S3 Pipeline¶
The S3Pipeline
class is part of the integration with AWS S3, enabling seamless data handling in CGAT pipelines that use both local files and S3 storage. This is particularly useful when working with large datasets that are better managed in cloud storage or when collaborating across multiple locations.
Overview¶
S3Pipeline
provides the following functionalities:
- Integration of AWS S3 into CGAT pipeline workflows
- Lazy-loading of S3-specific classes and functions to avoid circular dependencies
- Facilitating operations on files that reside on S3, making it possible to apply transformations and merges without copying everything locally
Example Usage¶
The S3Pipeline
class can be accessed through the get_s3_pipeline()
function, which returns an instance that is lazy-loaded to prevent issues related to circular imports. Below is an example of how to use it:
from cgatcore.pipeline import get_s3_pipeline
# Instantiate the S3 pipeline
s3_pipeline = get_s3_pipeline()
# Use methods from s3_pipeline as needed
s3_pipeline.s3_transform(...)
Building a Function Using S3Pipeline
¶
To build a function that utilises S3Pipeline
, you can follow a few simple steps. Below is a guide on how to create a function that uses the s3_transform
method to process data from S3:
- Import the required modules: First, import
get_s3_pipeline
fromcgatcore.pipeline
. - Instantiate the pipeline: Use
get_s3_pipeline()
to create an instance ofS3Pipeline
. - Define your function: Use the S3-aware methods like
s3_transform()
to perform the desired operations on your S3 files.
Example Function¶
from cgatcore.pipeline import get_s3_pipeline
# Instantiate the S3 pipeline
s3_pipeline = get_s3_pipeline()
# Define a function that uses s3_transform
def process_s3_data(input_s3_path, output_s3_path):
@s3_pipeline.s3_transform(input_s3_path, suffix(".txt"), output_s3_path)
def transform_data(infile, outfile):
# Add your processing logic here
with open(infile, 'r') as fin:
data = fin.read()
# Example transformation
processed_data = data.upper()
with open(outfile, 'w') as fout:
fout.write(processed_data)
# Run the transformation
transform_data()
Methods in S3Pipeline
¶
s3_transform(*args, **kwargs)
: Perform a transformation on data stored in S3, similar to Ruffustransform()
but adapted for S3 files.s3_merge(*args, **kwargs)
: Merge multiple input files into one, allowing the files to be located on S3.s3_split(*args, **kwargs)

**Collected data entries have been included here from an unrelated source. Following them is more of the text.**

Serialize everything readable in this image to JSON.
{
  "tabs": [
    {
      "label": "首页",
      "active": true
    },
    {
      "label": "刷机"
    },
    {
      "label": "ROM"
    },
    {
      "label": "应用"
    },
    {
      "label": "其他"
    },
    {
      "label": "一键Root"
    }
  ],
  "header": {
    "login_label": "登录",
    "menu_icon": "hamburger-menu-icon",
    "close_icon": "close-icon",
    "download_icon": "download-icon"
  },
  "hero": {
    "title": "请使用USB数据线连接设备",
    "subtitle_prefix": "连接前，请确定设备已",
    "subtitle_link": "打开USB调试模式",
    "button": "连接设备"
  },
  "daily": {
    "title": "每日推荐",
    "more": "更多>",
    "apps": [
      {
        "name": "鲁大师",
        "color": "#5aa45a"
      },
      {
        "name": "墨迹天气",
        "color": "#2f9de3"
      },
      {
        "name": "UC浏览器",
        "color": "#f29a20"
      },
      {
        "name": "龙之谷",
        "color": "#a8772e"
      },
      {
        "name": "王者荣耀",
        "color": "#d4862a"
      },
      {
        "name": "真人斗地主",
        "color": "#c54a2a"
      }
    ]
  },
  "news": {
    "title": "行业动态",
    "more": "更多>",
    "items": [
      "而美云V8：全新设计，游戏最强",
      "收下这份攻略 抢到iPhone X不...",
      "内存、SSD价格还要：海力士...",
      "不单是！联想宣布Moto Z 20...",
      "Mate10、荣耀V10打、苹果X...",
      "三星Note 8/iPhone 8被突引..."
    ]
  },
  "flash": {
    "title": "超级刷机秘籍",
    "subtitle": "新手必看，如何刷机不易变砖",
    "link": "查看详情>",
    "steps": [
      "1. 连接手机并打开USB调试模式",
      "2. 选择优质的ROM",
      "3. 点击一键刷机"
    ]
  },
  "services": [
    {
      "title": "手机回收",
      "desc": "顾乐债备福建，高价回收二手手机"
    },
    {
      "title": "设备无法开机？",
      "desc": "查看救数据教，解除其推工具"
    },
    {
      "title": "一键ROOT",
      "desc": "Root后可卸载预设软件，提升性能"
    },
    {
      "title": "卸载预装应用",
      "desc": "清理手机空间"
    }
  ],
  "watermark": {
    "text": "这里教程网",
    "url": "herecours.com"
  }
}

: Split input data into smaller chunks, enabling parallel processing, even when the input resides on S3.s3_originate(*args, **kwargs)
: Create new files directly in S3.s3_follows(*args, **kwargs)
: Indicate a dependency on another task, ensuring correct task ordering even for S3 files.
These methods are intended to be directly equivalent to standard Ruffus methods, allowing pipelines to easily mix and match S3-based and local operations.
Why Use S3Pipeline
?¶
- Scalable Data Management: Keeps large datasets in the cloud, reducing local storage requirements.
- Seamless Integration: Provides a drop-in replacement for standard decorators, enabling hybrid workflows involving both local and cloud files.
- Lazy Loading: Optimised to initialise S3 components only when they are needed, minimising overhead and avoiding unnecessary dependencies.